Sürekli öğrenmek, geliştirmek, deneyimlemek ve bilgiyi geliştirip aktarmak. İçimizdeki temel dürtü, keşfetme ve iz bırakma arzusu; işte bu tasarım dediğimiz olguyu besleyen en değerli iki öge, aynı zamanda yaratıcı tasarımın kökeninde bulunan en değerli şey. Tüm bunların yanı sıra özgünlükle değerli kılma arzusu. Tasarım bir kez olan bir durum değildir, aslında sürekli olan, yaşayan ve gelişen bir süreçtir. Tıpkı bir insan gibi. Çünkü insan yaşadığı sürece var olan problemleri ve çözümleri sürekli olarak değişir ve gelişir. “Tasarım Odaklı Düşünce” kavramını tam olarak anlayabilmek için öncelikle tasarım süreçlerini bilmemiz gerekir. Tasarım odaklı düşünce, tasarımcılar için değil tasarımcı olmayanlar için geliştirilmiş bir metoddur. Tasarım odaklı düşünce aslında bir problem çözme yöntemidir ve ürün geliştirmede ciddi yararlar sağlar. Problemin keşfedilmesi ve doğru algılanması ile başlayıp, ardından tümü ile bu problemin çözümü üzerine düşünmek ve analiz yapmak anlamına gelmektedir.

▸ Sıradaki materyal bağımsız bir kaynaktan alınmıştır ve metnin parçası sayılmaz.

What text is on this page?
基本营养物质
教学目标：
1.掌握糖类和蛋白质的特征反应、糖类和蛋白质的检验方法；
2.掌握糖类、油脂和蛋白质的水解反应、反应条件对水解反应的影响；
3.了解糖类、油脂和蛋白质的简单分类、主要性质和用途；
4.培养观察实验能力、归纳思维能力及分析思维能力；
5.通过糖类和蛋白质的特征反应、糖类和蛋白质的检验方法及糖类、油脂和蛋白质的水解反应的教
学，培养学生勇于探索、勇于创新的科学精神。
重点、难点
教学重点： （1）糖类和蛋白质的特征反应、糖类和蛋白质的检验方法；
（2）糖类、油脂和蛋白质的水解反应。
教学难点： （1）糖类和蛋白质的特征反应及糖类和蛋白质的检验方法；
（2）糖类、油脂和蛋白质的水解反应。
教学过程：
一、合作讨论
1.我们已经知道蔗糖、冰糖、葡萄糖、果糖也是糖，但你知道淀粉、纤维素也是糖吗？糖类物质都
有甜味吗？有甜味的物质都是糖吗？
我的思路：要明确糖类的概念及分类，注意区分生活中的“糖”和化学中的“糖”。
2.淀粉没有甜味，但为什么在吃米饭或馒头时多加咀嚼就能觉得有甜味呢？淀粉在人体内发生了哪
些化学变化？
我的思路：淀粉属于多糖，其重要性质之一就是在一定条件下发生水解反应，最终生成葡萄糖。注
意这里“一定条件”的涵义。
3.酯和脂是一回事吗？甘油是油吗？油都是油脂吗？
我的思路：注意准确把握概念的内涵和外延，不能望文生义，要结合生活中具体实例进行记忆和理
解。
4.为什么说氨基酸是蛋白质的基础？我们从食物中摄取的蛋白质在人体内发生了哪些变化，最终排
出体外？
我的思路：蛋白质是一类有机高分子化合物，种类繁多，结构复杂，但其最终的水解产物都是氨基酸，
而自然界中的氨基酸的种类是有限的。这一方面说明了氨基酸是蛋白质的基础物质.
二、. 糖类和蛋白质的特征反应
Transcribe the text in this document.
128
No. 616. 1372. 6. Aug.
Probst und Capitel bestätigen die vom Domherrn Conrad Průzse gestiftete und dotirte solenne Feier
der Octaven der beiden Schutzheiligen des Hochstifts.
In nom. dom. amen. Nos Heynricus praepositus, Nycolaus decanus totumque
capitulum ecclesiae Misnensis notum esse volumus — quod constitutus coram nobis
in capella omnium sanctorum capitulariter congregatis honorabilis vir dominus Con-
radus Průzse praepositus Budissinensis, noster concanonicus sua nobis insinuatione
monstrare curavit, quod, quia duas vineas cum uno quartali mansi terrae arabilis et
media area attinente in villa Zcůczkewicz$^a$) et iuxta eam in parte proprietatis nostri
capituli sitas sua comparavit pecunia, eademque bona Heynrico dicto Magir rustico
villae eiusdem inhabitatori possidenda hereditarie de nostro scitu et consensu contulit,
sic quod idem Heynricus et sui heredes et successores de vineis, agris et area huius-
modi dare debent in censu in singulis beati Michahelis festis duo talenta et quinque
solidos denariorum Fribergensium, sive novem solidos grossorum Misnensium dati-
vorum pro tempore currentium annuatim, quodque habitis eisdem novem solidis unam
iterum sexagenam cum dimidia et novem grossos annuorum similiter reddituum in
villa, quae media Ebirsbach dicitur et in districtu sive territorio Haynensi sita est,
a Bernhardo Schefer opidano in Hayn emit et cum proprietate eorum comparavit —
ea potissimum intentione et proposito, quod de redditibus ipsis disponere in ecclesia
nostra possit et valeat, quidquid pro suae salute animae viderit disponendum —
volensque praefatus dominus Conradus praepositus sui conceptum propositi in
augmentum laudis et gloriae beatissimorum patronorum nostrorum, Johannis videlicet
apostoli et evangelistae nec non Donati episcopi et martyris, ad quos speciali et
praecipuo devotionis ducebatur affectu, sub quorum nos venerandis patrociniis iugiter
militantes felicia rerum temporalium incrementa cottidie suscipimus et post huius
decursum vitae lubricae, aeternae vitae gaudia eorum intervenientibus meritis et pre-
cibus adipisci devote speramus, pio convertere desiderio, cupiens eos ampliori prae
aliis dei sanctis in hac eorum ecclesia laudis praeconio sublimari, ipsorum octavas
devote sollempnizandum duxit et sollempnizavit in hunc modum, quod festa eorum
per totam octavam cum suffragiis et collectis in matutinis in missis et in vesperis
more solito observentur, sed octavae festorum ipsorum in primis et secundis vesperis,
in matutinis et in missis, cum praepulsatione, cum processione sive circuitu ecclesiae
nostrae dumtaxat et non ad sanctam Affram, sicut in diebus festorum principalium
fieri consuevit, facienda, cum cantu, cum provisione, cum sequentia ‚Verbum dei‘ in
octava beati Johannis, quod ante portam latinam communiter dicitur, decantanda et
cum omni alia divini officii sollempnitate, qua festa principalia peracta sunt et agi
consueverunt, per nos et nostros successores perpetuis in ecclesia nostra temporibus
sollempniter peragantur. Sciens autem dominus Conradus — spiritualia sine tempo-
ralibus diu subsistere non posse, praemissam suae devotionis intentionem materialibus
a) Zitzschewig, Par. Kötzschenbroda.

Kişi tüm duyularıyla bir konunun üzerinde durursa ve çevresindekilerle iş birliği yapıp birlikte çalıştığında, elindeki işin başarısız olma ihtimalini oldukça azaltır. Bir projenin başarılı olabilmesi için “Design Thinking” yani tasarım odaklı düşünce yöntemlerinin doğru bir şekilde uygulanması gerekmektedir. Beyin çok farklı türlerde düşünce üretir.
İnsan düşünebildiği kadar başarılıdır. Düşünce refleks de diyebileceğimiz genelde istemsizce yapılan bir beyin aktivitesidir. İnsan çevresinden aldığı bilgileri zihninde yoğurarak yeni çıkarımlar elde eder ve bu çıkarımlarla yaşamını anlamlandırır. Düşünce tam anlamıyla budur ve insan ancak düşündükleri kadar dünyayı fark edebilir. Yaratıcı düşünce insanı daha aktif hale getirir ve daha duyarlı olmasını sağlar. İnsan çevresindeki problemlere yaratıcı düşünce yöntemi ile çözümler bulur hayata geçirir. Bu içgüdüsel olarak ilk çağlardan beri genlerimizle bize aktarılmış olan muhteşem bir yetenektir.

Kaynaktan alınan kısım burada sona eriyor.